The Gran Sabana is an extraordinary place. The tallest waterfall in the world, Angel Falls, plunges nearly 3,000 feet from the summit of Ayuan Tepui. Looking through the viewfinder of my camera I filmed a landscape of flat top mountains, deep green rainforests and large expanses of grasslands and palm trees. There were no roads or other evidence of human habitation in the direction we were travelling. Our destination was to ecologically survey the top of Mount Drivoa, and to collect a rare carnivorous pitcher plant called Heliamphora. After two hours of travel the pilot informed us that we were approaching the summit of the mountain, and to prepare to land. Much of the lower elevations of the mountain was shrouded in a thin white mist, but fortunately for us the upper reaches were in full sunlight. There is nothing quite like a helicopter to get around in normally inaccessible places. I've been spoiled over the years in having the use of helicopters to study wildlife in Alaska, endangered plants in Nevada and Utah, and bighorn sheep in our local Santa Rosa Mountains.

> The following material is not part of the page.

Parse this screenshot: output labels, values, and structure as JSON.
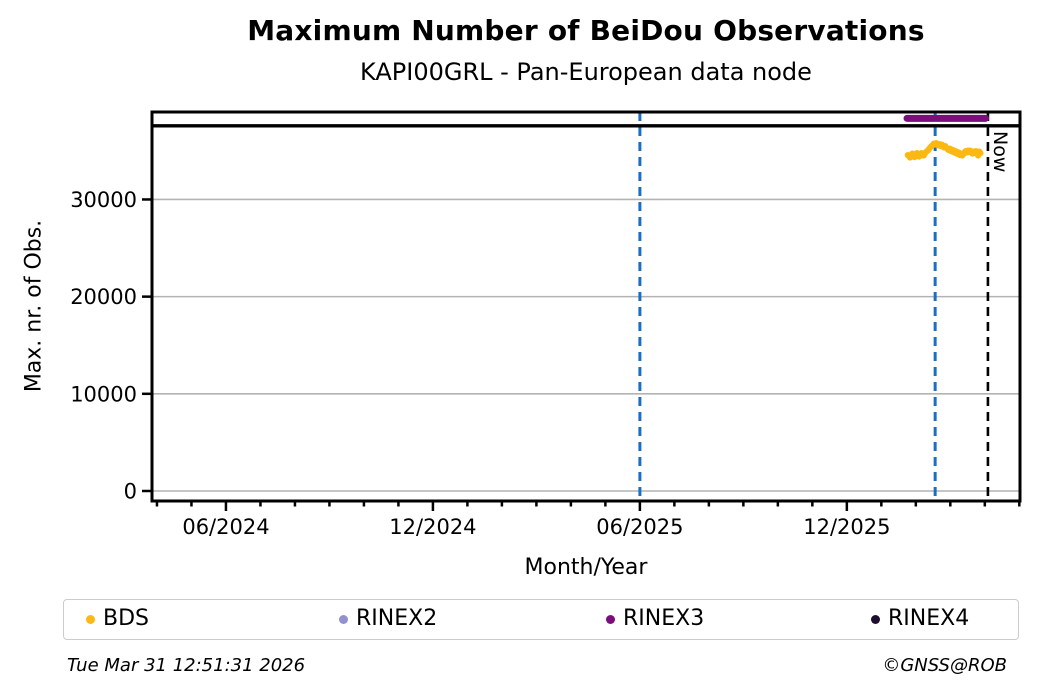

It didn't take us long to unload the helicopter and watch it depart, then set up camp and begin our botanical survey. A well-known Venezuelan botanist, Dr. Otto Huber, was with us on this expedition, and he being quite familiar with the location, we soon discovered the first specimen of Heliamphora minor, the Venezuelan pitcher plant. Pitcher plants are unusual members of a larger group of carnivorous plants that derive their primary nutrition from animals. Their leaves have evolved into ingenious watery traps that attract and ensnare insects. Slippery wax and downward pointing hairs around the rim of each pitcher-like leaf keeps unwitting insects from climbing out until they drown. Specialized enzymes secreted by the cell walls of the pitchers rapidly break down the softer body parts, making food that sustains these plants that ordinarily grow in nutrient-poor acid bogs. Pitcher plants exist in Australia, southeastern and northwestern US, the jungles of southeast Asia, and the rarest here in Venezuela.
These are heady times for young biologists, exploring tropical mountains that fewer than 100 people have ever seen. Before our helicopter returned to take us back to civilization we had collected nearly a hundred specimens of rare and exotic plants, and captured what we hoped to be at least a dozen new species of animals, including bats, frogs and insects. Nowhere in our wanderings did we come across the dinosaurs described in 'The Lost World' ... but you should know we spared no small effort in trying!